We do not accept such a narrow reading of the section. Defendants are correct in noting that for torture to elevate a killing to the substantive offense of first degree murder under Penal Code section 189 the death must have been caused by torture. (People v. Talamantez (1985) 169 Cal. App. 3d 443, 455-456 [215 Cal. Rptr. 542].) However, that section of the Penal Code requires that the murder be "perpetrated by ... torture." This is considerably narrower than the "involved torture" language of section 190.2, subdivision (a)(18) and gives rise to the inference that if the electorate had intended such a construction, it could easily have adopted the "perpetrated by" formulation. Rather, the "involved torture" language appears to refer to a longer period of time and encompasses torture that precedes the actual act of killing. We therefore see no obstacle in holding the defendants accountable under the torture special circumstance.


At oral argument, counsel for defendant Zimmer indicated that during the pendency of this action, the charges that his client was involved in the Migliori-Rosenberg and Cassanelli killings have been brought to trial. While acquitted of the murders of Migliori and Rosenberg, defendant Zimmer was convicted of murdering and kidnapping Jon Cassanelli. Counsel thereupon raised additional arguments not briefed by the parties contesting the validity of any further proceedings.

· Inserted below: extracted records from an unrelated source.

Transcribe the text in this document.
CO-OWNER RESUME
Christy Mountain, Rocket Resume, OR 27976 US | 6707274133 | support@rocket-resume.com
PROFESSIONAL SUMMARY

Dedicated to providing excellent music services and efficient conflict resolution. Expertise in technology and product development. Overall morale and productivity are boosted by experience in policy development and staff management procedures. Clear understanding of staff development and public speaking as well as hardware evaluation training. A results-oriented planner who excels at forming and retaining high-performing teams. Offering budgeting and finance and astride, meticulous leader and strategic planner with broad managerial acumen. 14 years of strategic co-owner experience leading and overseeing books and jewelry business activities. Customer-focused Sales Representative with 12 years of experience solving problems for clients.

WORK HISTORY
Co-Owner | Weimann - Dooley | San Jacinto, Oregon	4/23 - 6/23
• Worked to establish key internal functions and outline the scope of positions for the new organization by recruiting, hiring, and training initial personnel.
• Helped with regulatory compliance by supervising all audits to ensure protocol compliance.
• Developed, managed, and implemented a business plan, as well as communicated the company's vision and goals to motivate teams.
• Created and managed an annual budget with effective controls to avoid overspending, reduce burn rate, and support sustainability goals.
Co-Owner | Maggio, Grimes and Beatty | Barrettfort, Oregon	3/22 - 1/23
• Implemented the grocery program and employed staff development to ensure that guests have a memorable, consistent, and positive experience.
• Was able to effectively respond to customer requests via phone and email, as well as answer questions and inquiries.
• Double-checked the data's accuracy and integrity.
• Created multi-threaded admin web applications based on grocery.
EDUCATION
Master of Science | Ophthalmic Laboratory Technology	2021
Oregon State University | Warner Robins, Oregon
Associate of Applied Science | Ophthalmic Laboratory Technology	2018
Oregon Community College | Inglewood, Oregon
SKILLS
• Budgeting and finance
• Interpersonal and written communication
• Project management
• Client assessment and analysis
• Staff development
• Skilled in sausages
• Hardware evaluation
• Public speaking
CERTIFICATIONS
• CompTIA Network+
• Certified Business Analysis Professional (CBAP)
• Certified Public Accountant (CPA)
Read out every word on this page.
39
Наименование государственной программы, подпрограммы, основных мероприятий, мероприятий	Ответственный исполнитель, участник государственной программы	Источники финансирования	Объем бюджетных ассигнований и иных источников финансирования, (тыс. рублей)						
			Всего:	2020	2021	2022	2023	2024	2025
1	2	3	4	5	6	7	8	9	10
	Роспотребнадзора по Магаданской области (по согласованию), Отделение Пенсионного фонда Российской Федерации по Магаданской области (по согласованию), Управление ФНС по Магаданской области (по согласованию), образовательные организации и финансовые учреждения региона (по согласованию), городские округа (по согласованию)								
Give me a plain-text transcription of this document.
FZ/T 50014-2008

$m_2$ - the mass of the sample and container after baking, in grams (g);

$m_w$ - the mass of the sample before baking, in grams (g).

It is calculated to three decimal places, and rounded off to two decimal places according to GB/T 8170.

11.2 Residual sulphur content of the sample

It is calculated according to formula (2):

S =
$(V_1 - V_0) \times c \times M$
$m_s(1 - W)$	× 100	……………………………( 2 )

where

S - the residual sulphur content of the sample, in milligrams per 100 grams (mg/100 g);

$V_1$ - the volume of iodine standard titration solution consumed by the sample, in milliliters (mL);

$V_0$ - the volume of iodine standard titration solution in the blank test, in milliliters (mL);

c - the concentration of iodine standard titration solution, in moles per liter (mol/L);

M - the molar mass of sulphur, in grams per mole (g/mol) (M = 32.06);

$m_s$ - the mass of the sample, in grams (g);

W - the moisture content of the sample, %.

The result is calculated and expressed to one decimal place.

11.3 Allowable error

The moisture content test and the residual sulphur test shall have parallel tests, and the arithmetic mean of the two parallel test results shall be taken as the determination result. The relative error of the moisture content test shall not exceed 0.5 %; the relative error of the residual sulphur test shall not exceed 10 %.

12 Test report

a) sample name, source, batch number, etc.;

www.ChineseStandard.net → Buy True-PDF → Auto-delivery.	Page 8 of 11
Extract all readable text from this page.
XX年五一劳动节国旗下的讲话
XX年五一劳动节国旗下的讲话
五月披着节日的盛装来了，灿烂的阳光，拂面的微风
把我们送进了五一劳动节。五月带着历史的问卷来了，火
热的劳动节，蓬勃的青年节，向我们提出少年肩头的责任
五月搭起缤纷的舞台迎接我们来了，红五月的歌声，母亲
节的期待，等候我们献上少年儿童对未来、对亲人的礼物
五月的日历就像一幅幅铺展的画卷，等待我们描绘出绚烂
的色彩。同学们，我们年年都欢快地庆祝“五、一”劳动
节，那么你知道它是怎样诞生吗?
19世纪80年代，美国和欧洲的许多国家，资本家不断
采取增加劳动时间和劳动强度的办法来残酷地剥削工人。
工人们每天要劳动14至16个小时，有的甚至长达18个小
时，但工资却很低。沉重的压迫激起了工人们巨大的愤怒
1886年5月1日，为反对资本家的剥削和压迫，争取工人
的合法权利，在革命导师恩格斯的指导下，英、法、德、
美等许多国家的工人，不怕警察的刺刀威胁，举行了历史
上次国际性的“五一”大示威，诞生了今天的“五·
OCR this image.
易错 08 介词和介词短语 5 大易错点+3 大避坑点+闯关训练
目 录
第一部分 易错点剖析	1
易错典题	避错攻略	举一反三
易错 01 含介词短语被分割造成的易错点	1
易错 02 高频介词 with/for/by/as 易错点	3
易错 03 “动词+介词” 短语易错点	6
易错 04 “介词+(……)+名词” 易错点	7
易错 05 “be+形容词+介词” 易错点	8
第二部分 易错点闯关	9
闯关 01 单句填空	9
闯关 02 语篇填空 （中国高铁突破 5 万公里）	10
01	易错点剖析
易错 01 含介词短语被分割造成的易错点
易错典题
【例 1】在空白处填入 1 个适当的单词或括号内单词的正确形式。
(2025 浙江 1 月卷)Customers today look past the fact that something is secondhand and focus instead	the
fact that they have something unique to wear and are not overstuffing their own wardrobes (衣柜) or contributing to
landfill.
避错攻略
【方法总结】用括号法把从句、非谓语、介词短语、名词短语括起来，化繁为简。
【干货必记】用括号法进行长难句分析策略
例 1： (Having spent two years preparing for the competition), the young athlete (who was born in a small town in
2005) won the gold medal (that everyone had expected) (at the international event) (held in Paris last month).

Defendant Zimmer contends that the People are barred in the first place from appealing the dismissal of the special circumstance allegations.

[11] Counsel was unable to cite a single case supporting this proposition, and with good reason. Penal Code section 1238 specifies that the People [176 Cal. App. 3d 265] may appeal "an order setting aside the indictment, information or complaint." It is clearly recognized that a special circumstance allegation may be contested by a motion under Penal Code section 995 and that the defendant may appeal the denial of this motion (Ghent v. Superior Court (1979) 90 Cal. App. 3d 944, 954-955 [153 Cal. Rptr. 720]; Allen v. Superior Court (1980) 113 Cal. App. 3d 42, 48 fn. 5 [169 Cal.Rptr. 608]). We see no reason, therefore, why the People should not be given equal opportunity, especially as the appeal is specifically authorized by section 1238.

[12] Equally lacking in merit is defendant's contention that trial on the special circumstance allegations is now barred by double jeopardy. Defendant has not yet been put in jeopardy once for these offenses. The special circumstances that the murder occurred in the course of a kidnapping or that it involved torture are not necessarily included in the offenses of murder or kidnapping and thus do not subject the defendant to double jeopardy. (See Pen. Code, § 1023;In re Dennis B. (1976) 18 Cal. 3d 687, 691 [135 Cal. Rptr. 82, 557 P.2d 514].) Accordingly, at their discretion, the People may seek to try defendant Zimmer on the special circumstance allegations.

The order is reversed.

Arguelles, J., and Fields, J., concurred.